Elle protégea d'huile de tournesol la peau fragile, langea le bébé et le mit au sein de sa mère qui heureusement avait un peu de lait. La pauvre femme racontait les affres qu'elle avait traversées, la marche insensée dans la forêt, le froid, la faim, la peur, les pieds meurtris. Mme Jonas, qui savait l'anglais comme toute bonne commerçante de La Rochelle, traduisait. L'Anglaise racontait que lorsqu'elle avait été prise des douleurs de l'enfantement, elle croyait sa dernière heure venue. Les Indiens, en l'occurrence, s'étaient montrés humains. Ils avaient bâti une cabane afin qu'elle s'y abritât et l'avait laissée aux soins de son mari et de sa sœur, emmenant les autres enfants à l'écart. Après la naissance, qui s'était passée sans trop de peine, ils avaient paru réjouis de l'événement et l'avaient même célébré en dansant et en poussant des hurlements épouvantables. Ils avaient consenti à demeurer un jour sur place pour laisser à la malade le temps de se reposer et avaient, durant cette journée, confectionné une litière avec des branchages. Pendant deux jours c'est ainsi qu'elle avait été transportée par son mari et « l'engagé » blanc. Mais ensuite ceux-ci, épuisés, et surtout William dont le pied s'infectait, ne purent plus soutenir leur effort. Les Indiens répugnaient à transporter la litière. C'était au-dessous de leur dignité. Comme ils discutaient d'abandonner la femme et l'enfant

dans la forêt, après les avoir tués d'un coup de hache, Mistress William dans sa torpeur avait trouvé la force de marcher et c'est ainsi que leur calvaire avait continué. Elles se croyaient en Paradis, mais demain leur martyre reprendrait. Angélique s'indignait à la pensée d'abandonner ces femmes blanches aux mains des sauvages. Elle s'entretint avec son mari de la possibilité de les arracher à leur triste sort. Le comte de Peyrac avait déjà proposé de racheter tous les captifs, mais les Abénakis se montraient intraitables. Ils acceptaient les présents pour avoir consenti à s'arrêter dans le fort et quand on y eut ajouté plusieurs rasades de perles, six couteaux, une couverture pour chacun, ils acceptèrent de rester encore un jour afin de permettre à l'état des prisonniers de s'améliorer.
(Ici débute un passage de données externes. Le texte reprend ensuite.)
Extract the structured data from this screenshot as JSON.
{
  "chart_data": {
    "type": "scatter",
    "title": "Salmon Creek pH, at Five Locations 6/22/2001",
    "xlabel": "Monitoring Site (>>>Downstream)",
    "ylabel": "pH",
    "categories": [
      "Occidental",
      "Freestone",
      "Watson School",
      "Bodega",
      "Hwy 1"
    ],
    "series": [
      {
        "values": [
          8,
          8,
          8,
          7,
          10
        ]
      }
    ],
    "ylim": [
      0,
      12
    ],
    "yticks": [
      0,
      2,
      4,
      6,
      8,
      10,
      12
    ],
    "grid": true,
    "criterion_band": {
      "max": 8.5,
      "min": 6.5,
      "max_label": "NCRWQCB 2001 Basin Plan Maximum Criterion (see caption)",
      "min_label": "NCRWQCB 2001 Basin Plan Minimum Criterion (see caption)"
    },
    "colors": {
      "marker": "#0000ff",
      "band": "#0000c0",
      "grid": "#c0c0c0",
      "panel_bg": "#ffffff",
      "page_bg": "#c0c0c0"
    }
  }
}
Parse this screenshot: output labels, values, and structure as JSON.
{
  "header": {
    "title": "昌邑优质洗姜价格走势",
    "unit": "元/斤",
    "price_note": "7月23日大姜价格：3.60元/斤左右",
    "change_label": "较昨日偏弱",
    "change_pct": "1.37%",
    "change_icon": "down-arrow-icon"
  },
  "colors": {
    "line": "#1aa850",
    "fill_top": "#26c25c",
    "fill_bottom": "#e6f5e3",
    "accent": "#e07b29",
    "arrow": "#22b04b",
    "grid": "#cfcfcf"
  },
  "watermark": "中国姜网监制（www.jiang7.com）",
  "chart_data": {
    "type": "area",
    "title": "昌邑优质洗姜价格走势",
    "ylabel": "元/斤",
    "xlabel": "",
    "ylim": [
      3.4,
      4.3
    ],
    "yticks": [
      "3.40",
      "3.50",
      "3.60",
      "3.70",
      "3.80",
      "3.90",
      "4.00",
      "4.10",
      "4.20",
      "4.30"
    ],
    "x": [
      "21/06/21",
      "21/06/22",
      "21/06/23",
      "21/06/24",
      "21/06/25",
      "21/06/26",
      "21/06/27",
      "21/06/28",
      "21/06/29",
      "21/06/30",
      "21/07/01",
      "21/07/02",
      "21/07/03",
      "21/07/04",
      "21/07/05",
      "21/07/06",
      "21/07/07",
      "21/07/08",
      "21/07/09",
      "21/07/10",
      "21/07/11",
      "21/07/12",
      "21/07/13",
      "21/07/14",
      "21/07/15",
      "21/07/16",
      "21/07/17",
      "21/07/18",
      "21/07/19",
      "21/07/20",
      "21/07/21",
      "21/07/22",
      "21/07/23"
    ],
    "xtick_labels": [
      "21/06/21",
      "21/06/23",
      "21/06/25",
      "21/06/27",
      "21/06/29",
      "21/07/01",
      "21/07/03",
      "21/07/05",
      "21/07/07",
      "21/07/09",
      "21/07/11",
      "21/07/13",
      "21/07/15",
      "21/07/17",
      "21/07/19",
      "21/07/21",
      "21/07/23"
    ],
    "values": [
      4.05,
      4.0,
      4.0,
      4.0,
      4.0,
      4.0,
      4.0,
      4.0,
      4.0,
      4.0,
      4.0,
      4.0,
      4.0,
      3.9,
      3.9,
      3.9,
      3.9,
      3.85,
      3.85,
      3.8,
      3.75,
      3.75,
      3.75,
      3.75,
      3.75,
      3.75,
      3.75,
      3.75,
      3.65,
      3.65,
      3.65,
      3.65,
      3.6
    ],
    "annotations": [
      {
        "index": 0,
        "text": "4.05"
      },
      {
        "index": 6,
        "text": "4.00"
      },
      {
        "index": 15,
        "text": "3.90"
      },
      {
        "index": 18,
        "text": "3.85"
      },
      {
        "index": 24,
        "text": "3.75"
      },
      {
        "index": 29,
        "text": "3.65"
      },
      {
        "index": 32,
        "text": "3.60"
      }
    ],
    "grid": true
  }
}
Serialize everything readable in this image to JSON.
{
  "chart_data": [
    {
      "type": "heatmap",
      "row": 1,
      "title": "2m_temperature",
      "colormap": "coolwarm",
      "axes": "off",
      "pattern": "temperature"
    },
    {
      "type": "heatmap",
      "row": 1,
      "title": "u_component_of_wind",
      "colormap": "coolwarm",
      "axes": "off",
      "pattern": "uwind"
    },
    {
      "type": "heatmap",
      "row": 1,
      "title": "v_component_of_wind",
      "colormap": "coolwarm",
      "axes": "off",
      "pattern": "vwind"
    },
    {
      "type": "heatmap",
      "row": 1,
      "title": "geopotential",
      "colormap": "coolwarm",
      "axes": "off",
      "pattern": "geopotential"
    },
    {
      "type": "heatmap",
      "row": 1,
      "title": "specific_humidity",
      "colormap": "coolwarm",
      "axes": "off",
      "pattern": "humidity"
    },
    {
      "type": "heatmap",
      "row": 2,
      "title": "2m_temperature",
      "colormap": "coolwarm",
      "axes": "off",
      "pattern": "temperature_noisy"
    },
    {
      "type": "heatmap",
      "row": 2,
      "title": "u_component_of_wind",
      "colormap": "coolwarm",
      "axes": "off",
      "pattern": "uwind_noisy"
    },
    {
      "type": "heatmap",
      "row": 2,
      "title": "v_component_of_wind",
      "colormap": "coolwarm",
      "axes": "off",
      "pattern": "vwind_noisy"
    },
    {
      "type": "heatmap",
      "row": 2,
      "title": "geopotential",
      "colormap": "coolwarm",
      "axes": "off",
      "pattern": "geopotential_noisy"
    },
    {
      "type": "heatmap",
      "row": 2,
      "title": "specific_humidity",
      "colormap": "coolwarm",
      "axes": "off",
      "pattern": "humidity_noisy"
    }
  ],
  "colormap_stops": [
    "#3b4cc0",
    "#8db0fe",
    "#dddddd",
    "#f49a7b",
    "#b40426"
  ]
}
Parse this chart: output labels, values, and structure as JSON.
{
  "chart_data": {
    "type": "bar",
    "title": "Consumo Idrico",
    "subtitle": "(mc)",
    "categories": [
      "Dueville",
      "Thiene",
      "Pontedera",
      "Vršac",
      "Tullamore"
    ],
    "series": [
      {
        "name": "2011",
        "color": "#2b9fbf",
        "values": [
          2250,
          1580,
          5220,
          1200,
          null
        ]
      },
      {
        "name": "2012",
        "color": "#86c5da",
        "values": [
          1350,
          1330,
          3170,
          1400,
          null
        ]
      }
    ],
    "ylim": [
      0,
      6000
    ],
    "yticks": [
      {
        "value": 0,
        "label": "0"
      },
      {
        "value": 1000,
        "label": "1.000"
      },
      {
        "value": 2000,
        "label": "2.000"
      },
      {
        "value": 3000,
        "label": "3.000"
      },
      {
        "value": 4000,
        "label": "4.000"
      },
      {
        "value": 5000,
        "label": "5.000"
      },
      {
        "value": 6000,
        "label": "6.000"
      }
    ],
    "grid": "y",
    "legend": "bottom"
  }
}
Mais ils tenaient trop à leur entrée glorieuse dans leur village poussant devant eux les prisonniers « matachiés » de couleurs vives, au milieu des cris d'enthousiasme, pour revenir les mains vides d'une si périlleuse expédition. Ils avaient aussi à Montréal des amis canadiens qui les féliciteraient fort de contribuer à sauver des âmes pour le paradis des Français. Et qui les paieraient un bon prix. Les Français étaient fort généreux quand il s'agissait de gagner des âmes à leur foi. Sans doute, parce qu'ils étaient si peu nombreux, ils avaient besoin de toutes les forces invisibles avec eux. Et dans ce domaine, la cohorte était belle : les saints, les anges, les âmes de leurs morts, les âmes converties... Voilà pourquoi les Français de Canada finiraient par triompher des Iroquois et des Anglais, malgré leur petit nombre. Quandequiba ne pouvait pas trahir les Français en les privant de ces âmes sur lesquelles ils comptaient tant. Peyrac pouvait-il se porter garant qu'il ferait baptiser les « Yenngli » par la « Robe Noire » ? Non, n'est-ce pas ? Alors, pourquoi ces vaines discussions ? Angélique, quand la nuit vint, commençait à éprouver de la compréhension, sinon de l'indulgence, à l'égard des conquérants espagnols qui avaient brûlé vive une bonne partie de la race rouge sur d'énormes bûchers. Ils avaient dû avoir, à certains moments, des excuses. Angélique aurait volontiers pris les armes, mais, malgré le déplaisir qu'ils avaient tous de laisser des Blancs aux mains des sauvages, Peyrac ne pouvait envisager de risquer une guerre avec la Nouvelle-France et les nations Abénakis pour une poignée de laboureurs anglais. Angélique finit, la mort dans l'âme, par se rendre à leurs raisons. Elle avait encore beaucoup de choses à apprendre sur l'Amérique.